You are viewing a plain text version of this content. The canonical link for it is here.

Posted to users@qpid.apache.org by Charles Woerner <CW...@demandbase.com> on 2010/03/12 01:30:22 UTC

store and forward queue recovery problem

Hello,

I'm unable to re-establish message forwarding across a queue route  
once the destination queue reaches it's max-queue-size limit.  The  
steps to reproduce are as follows:

1) establish a src-local queue route between a web server node and a  
backend queue server

	On the web server (www-1)...

	qpid-config add queue hits_local --durable --file-count 32 --file- 
size 5120 --limit-policy flow-to-disk
	qpid-config bind amq.direct hits_local /hits
	qpid-route -d -s queue add queue-1:5672 localhost:5672 amq.direct  
hits_local

	On the queue server (queue-1)...

	qpid-config add queue hits --durable --file-count 64 --file-size  
20480 --max-queue-size 1048576000  --limit-policy flow-to-disk
	qpid-config bind amq.direct hits /hits
	
2) Enqueue 1048576000 or more bytes of data into the local queue on  
www-1, watch it flow across the federation link to the hits queue on  
queue-1.
3) Continue loading data and see (through qpid-tool) that messages are  
no longer being forwarded along the federation link, instead they are  
being retained on the hits_local queue on www-1.
4) Purge the hits queue on queue-1 using qpid-tool (call <id> purge 0)

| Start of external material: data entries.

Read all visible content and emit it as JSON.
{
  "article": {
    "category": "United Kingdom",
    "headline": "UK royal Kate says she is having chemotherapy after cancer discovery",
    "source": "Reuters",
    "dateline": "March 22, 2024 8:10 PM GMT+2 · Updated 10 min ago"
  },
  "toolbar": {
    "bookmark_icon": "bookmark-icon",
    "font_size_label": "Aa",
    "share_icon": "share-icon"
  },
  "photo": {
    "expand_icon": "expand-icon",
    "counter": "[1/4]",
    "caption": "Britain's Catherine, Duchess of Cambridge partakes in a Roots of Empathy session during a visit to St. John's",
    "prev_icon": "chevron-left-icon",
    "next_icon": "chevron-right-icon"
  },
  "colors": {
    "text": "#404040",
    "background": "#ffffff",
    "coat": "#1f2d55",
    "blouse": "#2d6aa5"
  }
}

At this point I would expect enqueued messages on www-1 to begin to  
flow across the federation link to the queue-1 server, but they do  
not.  Similarly, new enqueues to hits_local on www-1 are retained on  
www-1 rather than being forwarded across the link to queue-1.

I had to destroy the local queue, queue route, store, and link on  
www-1 and recreate them in order to induce message flow across the  
link again.  Is that expected?  What can we do differently to avoid  
data loss in a recovery scenario such as this?
__

Charles Woerner  | cwoerner@demandbase.com |   demandbase

Re: store and forward queue recovery problem

Posted by Charles Woerner <cw...@demandbase.com>.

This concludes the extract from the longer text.